Tobago Hotel and Tourism Association president Alpha Lord says his association expects a 60 per cent occupancy rate overall for the upcoming October Carnival celebrations.
During an interview over the weekend, Lord said this represented an alarming 40 per cent decline in some areas when compared to the island’s occupancy rate in 2023, where the association recorded a up to 100 per cent rate for the inaugural Carnival.
In 2022, some hotels, villas and guesthouses recorded 76 per cent occupancy while most were completely booked, he said.
However, when it comes to the current status of hotel occupancy for this year’s Tobago Carnival, Lord said smaller properties are expected to see a drop in occupancy first, while larger properties are currently at the 20-25 per cent range.

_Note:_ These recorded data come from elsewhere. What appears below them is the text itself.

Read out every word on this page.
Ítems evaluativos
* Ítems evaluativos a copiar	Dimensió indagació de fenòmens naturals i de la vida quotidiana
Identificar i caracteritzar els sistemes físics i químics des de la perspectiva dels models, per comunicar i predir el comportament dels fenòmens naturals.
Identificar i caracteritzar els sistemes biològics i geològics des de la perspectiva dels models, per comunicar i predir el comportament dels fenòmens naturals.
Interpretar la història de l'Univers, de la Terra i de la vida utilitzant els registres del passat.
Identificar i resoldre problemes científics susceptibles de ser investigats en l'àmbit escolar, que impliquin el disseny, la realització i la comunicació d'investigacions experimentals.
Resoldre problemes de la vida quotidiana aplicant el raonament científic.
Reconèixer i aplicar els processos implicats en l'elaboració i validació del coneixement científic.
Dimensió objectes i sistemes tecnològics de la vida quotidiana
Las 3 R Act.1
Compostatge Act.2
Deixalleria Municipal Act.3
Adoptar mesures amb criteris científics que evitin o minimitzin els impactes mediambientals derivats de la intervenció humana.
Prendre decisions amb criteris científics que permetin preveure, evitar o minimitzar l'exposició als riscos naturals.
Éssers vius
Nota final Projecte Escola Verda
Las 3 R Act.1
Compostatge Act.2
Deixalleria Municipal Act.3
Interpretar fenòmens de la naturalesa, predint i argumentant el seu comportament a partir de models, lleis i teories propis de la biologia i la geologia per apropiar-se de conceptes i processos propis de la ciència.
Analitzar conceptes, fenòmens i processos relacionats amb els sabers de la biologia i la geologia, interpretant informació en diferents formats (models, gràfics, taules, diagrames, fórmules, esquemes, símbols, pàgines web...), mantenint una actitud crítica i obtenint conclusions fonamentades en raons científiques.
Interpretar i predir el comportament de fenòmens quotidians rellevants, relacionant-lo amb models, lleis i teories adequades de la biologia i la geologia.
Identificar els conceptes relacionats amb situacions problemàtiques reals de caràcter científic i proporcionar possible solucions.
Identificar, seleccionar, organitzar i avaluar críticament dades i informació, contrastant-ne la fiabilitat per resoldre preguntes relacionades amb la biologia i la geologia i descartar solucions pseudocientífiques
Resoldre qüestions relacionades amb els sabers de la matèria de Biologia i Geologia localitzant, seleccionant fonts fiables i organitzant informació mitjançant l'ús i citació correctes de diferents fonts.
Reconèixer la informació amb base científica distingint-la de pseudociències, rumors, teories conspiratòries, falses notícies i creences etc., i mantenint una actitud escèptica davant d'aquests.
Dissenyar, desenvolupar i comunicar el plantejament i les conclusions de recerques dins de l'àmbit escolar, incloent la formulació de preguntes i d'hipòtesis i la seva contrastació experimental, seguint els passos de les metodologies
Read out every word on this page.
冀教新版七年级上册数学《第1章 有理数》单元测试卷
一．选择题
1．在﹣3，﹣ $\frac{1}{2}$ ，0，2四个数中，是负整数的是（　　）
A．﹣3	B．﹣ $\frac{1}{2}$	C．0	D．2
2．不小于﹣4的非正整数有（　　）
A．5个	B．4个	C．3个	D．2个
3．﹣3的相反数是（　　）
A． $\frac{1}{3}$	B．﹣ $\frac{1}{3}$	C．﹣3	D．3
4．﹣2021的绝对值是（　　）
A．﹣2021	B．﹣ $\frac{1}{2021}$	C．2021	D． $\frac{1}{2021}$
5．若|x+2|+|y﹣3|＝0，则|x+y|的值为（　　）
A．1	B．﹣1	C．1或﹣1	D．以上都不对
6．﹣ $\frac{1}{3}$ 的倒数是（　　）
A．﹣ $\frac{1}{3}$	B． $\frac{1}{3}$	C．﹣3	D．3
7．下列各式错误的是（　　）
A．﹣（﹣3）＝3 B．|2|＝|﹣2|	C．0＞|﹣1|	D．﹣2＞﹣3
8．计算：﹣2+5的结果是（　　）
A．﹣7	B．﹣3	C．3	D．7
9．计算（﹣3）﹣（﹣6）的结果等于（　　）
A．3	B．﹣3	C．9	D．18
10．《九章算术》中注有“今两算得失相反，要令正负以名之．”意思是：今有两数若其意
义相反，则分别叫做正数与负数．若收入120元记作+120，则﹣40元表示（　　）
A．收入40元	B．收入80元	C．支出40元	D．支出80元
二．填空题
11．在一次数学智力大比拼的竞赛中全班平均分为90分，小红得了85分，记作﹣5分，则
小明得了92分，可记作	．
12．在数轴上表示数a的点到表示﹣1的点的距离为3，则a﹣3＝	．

This year, Tobago will host its Carnival from October 27-29.
“So, the smaller properties are going to fall out first because obviously, they have less occupancy. I know of a couple properties that are saying to me they’re sold out already. So the big properties, I think they’re probably in the 20-25 per cent range right now. As an island, I am hopeful that as a destination, we will get to the end and say we’ve done 55-60 per cent occupancy average across the floor.”
Issues on the seabridge, as well as the lack of advertisement and availability of Caribbean Airlines flights and ferry sailings are major factors behind this prediction, Lord noted.
He said, “We have people who are saying we don’t have enough information or we don’t have enough confidence. Whether it be the flight situation is going to be sufficient and capable. The sealift and airlift has always been a concern. But there’s also the question of how much market and how much is going into promoting the Carnival in the Trinidad space. How much confidence the Trinidad mas players who travel the world have to play mas in the Tobago. So all of those things are going to affect my members.”
He said the recent pulling of the Cabo Star from the seabridge for repairs following a fire has not directly affected the hotel occupancy, but the ability to produce and supply products has been limited.
“It doesn’t affect the occupancy as much as affect the ability to transport produce and products. And this current time, none of the hotels are saying we have a situation or we have a crisis. Obviously, our suppliers, what I believe is in the food, beverage or even hardware suppliers may have limited capacity on that.
“But we are not seeing a crisis that affects us directly at the moment. Without a doubt, it still is a matter of concern for the wider Tobago population and I think if it goes on indefinitely, it is going to become a crisis. But for now, it’s been managed to the commendation of the Port Authority and all the persons involved. The new vessel (temporary barge) operations—whilst it’s going to replace the cargo—I think it’s going to help in this situation.”
He said he hopes that the promotion of Tobago’s Carnival in Trinidad will increase confidence in the festival and encourage more people to attend.